Who Knew? The most worrying aspect of the entire Jimmy Savile story was the amount of people who were aware of this deviant behaviour over many years and still did nothing. I’ve previously written about how such behaviour is often ignored in organizations (Whistleblowing: Why so few ever shout Stop! – January 27th 2012) and don’t need to repeat the central points. Message: If you don’t speak up, you are part of the problem. Those of us who are charged with managing or leading organizations have a particular duty in this regard – to ensure that there are solid mechanisms in place which allow ‘speaking up’ to happen.
New Service: In November 2012 a new company, Protected Disclosure International, is being launched in Ireland. This is in advance of the Protected Disclosure in the Public Interest legislation that will soon be in force.
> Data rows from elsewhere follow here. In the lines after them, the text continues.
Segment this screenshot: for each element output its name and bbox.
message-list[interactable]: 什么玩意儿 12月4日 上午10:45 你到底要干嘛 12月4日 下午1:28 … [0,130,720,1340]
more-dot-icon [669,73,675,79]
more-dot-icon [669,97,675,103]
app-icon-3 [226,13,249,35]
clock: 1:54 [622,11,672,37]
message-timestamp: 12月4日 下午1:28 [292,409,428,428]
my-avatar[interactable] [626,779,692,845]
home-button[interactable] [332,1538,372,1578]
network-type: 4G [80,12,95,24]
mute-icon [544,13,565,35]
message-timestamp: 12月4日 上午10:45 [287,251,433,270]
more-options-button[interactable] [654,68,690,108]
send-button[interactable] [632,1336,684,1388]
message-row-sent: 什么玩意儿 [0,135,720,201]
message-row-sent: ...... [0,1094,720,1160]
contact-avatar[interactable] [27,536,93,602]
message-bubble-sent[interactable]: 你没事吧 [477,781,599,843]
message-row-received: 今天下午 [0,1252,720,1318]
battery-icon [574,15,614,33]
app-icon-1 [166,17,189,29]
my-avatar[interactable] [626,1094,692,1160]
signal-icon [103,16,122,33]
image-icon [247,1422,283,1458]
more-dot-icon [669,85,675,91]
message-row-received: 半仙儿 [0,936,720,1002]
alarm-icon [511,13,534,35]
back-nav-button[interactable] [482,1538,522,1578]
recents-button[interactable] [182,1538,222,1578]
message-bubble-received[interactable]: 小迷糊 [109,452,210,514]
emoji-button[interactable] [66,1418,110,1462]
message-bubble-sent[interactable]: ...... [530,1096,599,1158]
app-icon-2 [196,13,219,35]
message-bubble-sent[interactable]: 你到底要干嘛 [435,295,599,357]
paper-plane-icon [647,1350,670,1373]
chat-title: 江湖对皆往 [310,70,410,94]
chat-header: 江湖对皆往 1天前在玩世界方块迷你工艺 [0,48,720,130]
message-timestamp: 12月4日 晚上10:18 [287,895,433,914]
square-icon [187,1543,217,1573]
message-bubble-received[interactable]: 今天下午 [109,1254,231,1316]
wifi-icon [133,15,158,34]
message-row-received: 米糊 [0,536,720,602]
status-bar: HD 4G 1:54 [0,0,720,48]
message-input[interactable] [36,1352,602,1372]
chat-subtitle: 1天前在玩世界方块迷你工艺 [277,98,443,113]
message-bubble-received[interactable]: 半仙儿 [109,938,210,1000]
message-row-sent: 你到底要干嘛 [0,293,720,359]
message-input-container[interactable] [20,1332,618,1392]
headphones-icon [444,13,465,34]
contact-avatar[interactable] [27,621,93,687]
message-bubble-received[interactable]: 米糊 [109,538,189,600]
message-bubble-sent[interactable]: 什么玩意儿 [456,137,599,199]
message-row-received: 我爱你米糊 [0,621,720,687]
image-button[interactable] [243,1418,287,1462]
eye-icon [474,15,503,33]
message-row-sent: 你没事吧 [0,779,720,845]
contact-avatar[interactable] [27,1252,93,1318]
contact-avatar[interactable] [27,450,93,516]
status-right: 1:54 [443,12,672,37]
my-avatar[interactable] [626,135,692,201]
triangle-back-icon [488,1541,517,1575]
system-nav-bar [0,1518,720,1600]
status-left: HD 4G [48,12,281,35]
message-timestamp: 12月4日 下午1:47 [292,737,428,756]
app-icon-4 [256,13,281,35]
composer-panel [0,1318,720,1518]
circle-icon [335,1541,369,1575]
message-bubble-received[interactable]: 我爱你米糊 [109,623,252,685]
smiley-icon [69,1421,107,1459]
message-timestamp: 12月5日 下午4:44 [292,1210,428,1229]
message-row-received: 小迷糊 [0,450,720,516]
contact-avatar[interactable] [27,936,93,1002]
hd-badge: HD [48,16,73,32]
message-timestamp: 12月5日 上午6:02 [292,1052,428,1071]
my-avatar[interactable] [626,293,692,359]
The core mission of the company is to protect whistleblowers that speak out against wrongdoing, or cover-ups, whether in public or the private sector. This could encompass, for example, criminal misconduct, corruption, the breach of a legal obligation, risk to health and safety, damage to the environment or gross mis-management in the public sector (web address:
Personal Interest: Let me declare a personal interest. I am a Director of this company and want to see it doing really well. Beyond personal interest, none of us want to see deviants operating with impunity. While the issues are not always sexual, none of us want to be party to abuse where staff are afraid to raise concerns or even express options, which would see them subject to bullying, intimidation or harassment. I have used this powerful quote before but it repays a second outing. 300 years ago. Edmund Burke the Irish politician and philosopher said: “For evil to happen, all it requires is for good men to do nothing”
Protected Service: But there is a contradictory point at play here. If there is something happening in your organization that’s not kosher, how should this be managed? And, how do you deal with vexatious claims, which are simply taken to damage the organizations reputation, because of a personal grievance? It’s a difficult line to walk and needs careful consideration. What you cannot afford is to ignore this. We have seen the reputational damage outcome for the BBC in relation to the Jimmy Savile case. Hopefully, you will never be faced with managing that particular storm, but you need to have a system in place if it does happen. We can’t always predict what will happen in the future. But we can plan for some scenarios and have the infrastructure in place to deal with this.
PS Lighter Note: Given the seriousness of this week’s topic, I debated whether to add in any humour. But this one, courtesy of Joe Bell, is lighthearted: “One of my friends died last week. Of Heartburn… Yes, poor old Gav-is-gone”.